T.C. BURSA 2. ASLİYE TİCARET MAHKEMESİ Esas-Karar No: 2022/468 Esas – 2022/916
TÜRK MİLLETİ ADINA
T.C.
BURSA
2. ASLİYE TİCARET MAHKEMESİ GEREKÇELİ KARAR
ESAS NO : 2022/468
KARAR NO : 2022/916
HAKİM :
KATİP :
DAVACI : ………… NAKIŞ DOKUMA TURİZM TAŞIMACILIK TEKSTİL İNŞAAT SANAYİ VE TİCARET LİMİTED ŞİRKETİ –
VEKİLİ : Av.
DAVALI : …. TURİZM SANAYİ VE TİCARET LİMİTED ŞİRKETİ –
VEKİLİ : Av.
DAVA : İtirazın İptali (Haksız Eylemden Kaynaklanan Zarar Nedeniyle)
DAVA TARİHİ : 13/04/2022
KARAR TARİHİ : 12/09/2022
KARAR YAZIM TARİHİ : 21/09/2022
Mahkememizde görülmekte olan İtirazın İptali (Haksız Eylemden Kaynaklanan Zarar Nedeniyle) davasının yapılan açık yargılaması sonunda,
GEREĞİ DÜŞÜNÜLDÜ:
İDDİA VE SAVUNMA:
Davacı vekili dava dilekçesinde özetle: 26.07.2021 tarihinde, müvekkilİ şirkete ait 16 NAZ 16 plakalı araç ile davalı şirkete ait 16 NC … plakalı aracın karıştığı kazada, davalı şirkete ait aracın şoförünün tam kusurlu olması üzerine, müvekkil şirketin mülkiyetindeki aracın değer kaybının tazmini için 25.02.2022 tarihinde Bursa 1. İcra Müdürlüğü’nün 2022/2427 E. Sayılı dosyası ile genel haciz yoluyla takip başlatılmış olduğunu, davalı tarafından haksız ve kötü niyetli olarak icra takibine itiraz edildiğini, itiraz nedeniyle icra takibinin durdurulduğunu, bu nedenlerle davalı tarafından icra müdürlüğü dosyasına yapılan itirazın reddine karar verilerek % 20 den az olmamak şartıyla icra inkar tazminatının davalıdan tahsiline, yargılama giderleri ve vekalet ücretinin davalıya yükletilmesine talep ve dava etmiştir.

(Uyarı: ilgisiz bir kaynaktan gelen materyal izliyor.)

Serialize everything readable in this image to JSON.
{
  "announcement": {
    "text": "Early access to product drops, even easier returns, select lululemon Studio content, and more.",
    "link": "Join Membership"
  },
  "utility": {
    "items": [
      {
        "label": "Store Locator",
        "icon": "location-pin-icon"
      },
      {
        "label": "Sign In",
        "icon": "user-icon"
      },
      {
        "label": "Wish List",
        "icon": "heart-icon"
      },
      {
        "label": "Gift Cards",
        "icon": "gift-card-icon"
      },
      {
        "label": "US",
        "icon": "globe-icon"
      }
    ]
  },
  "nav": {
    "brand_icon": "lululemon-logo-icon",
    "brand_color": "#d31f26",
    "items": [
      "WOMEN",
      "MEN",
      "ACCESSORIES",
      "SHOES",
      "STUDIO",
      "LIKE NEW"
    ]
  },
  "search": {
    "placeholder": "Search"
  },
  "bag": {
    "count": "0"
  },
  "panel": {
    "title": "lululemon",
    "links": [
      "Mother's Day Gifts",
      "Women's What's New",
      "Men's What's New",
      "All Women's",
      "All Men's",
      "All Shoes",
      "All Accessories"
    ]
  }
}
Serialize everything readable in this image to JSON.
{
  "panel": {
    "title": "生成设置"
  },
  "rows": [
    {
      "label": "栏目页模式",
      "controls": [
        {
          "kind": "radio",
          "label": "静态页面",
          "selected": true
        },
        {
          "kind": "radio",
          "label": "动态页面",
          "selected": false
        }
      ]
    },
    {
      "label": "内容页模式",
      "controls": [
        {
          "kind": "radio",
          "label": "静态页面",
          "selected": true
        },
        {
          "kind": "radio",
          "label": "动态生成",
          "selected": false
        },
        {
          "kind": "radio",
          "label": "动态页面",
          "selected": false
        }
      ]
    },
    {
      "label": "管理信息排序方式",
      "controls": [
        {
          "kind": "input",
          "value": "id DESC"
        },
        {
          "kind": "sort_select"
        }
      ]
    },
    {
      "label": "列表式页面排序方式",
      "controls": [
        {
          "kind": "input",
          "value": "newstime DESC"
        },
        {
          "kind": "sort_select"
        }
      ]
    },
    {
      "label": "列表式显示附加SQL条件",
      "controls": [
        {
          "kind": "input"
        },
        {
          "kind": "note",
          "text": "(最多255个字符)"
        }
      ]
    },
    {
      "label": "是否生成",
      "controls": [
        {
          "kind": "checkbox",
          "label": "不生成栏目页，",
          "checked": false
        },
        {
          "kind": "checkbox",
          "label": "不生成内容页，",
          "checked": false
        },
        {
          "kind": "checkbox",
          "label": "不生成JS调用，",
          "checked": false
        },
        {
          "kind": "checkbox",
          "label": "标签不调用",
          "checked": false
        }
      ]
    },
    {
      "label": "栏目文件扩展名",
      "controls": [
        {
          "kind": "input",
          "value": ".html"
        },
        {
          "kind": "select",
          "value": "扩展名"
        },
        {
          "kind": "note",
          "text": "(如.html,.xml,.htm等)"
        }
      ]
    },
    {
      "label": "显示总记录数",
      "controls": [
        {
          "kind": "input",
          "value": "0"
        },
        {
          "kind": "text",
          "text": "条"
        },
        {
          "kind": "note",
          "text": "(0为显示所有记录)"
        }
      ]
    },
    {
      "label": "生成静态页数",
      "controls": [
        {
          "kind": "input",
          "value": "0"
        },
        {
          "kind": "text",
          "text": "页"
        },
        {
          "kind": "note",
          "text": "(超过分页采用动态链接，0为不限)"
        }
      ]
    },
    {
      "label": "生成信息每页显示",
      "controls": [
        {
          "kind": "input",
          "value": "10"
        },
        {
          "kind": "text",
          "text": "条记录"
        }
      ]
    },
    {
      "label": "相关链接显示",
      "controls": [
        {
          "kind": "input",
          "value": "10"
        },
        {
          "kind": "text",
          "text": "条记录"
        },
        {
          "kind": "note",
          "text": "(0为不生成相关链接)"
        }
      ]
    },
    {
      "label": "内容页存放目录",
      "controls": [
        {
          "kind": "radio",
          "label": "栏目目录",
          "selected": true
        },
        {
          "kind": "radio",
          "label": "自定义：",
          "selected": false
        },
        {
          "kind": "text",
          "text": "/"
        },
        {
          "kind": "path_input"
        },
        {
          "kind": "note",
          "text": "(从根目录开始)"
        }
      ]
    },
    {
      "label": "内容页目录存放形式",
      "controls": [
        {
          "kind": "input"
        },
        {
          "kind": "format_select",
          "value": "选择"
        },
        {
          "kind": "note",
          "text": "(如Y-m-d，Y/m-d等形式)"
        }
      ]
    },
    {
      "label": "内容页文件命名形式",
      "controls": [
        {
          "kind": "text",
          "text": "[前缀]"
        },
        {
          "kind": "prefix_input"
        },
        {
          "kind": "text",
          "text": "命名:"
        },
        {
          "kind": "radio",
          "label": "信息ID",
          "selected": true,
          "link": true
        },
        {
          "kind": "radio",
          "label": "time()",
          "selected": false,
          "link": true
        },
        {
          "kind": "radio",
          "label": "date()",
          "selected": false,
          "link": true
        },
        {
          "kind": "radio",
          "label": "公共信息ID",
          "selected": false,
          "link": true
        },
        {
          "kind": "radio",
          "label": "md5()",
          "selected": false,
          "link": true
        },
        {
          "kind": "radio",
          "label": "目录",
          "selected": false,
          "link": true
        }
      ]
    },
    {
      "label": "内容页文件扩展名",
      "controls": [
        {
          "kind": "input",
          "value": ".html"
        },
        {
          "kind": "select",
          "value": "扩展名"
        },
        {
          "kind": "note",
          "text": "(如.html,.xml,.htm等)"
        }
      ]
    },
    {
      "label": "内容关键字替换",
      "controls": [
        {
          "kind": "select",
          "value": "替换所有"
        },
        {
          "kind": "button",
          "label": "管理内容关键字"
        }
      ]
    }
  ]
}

Davalı vekili cevap dilekçesinde özetle: Müvekkilinin 26.07.2021 tarihli trafik kazası sebebiyle davacı yana hiçbir borcu olmadığını, kaza tespit tutanağında kusur oranı hatalı belirlenmiş olduğunu, değer kaybı talebi yersiz olduğunu, değer kaybına dair yapılan hesaplamanın hatalı olduğunu, değer kaybından sigorta şirketinin sorumlu olduğunu, müvekkili şirketin şahsi sorumluluğu olmadığını, davacının kötü niyetli olduğunu, davacının icra inkar tazminatı talebinin reddi gerektiğini, bu nedenlerle davanın reddine karar verilerek yargılama giderleri ve vekalet ücretinin davacıya yükletilmesine talep ve dava etmiştir.
DELİLLER:
Dava dilekçesi, cevap dilekçesi, tarafların karşılıklı beyan dilekçeleri, Bursa 1.İcra Müdürlüğü’nün 2022/2427 sayılı icra takip dosyası, sigorta poliçesi, yazılan müzekkere cevapları ve tüm dosya kapsamı.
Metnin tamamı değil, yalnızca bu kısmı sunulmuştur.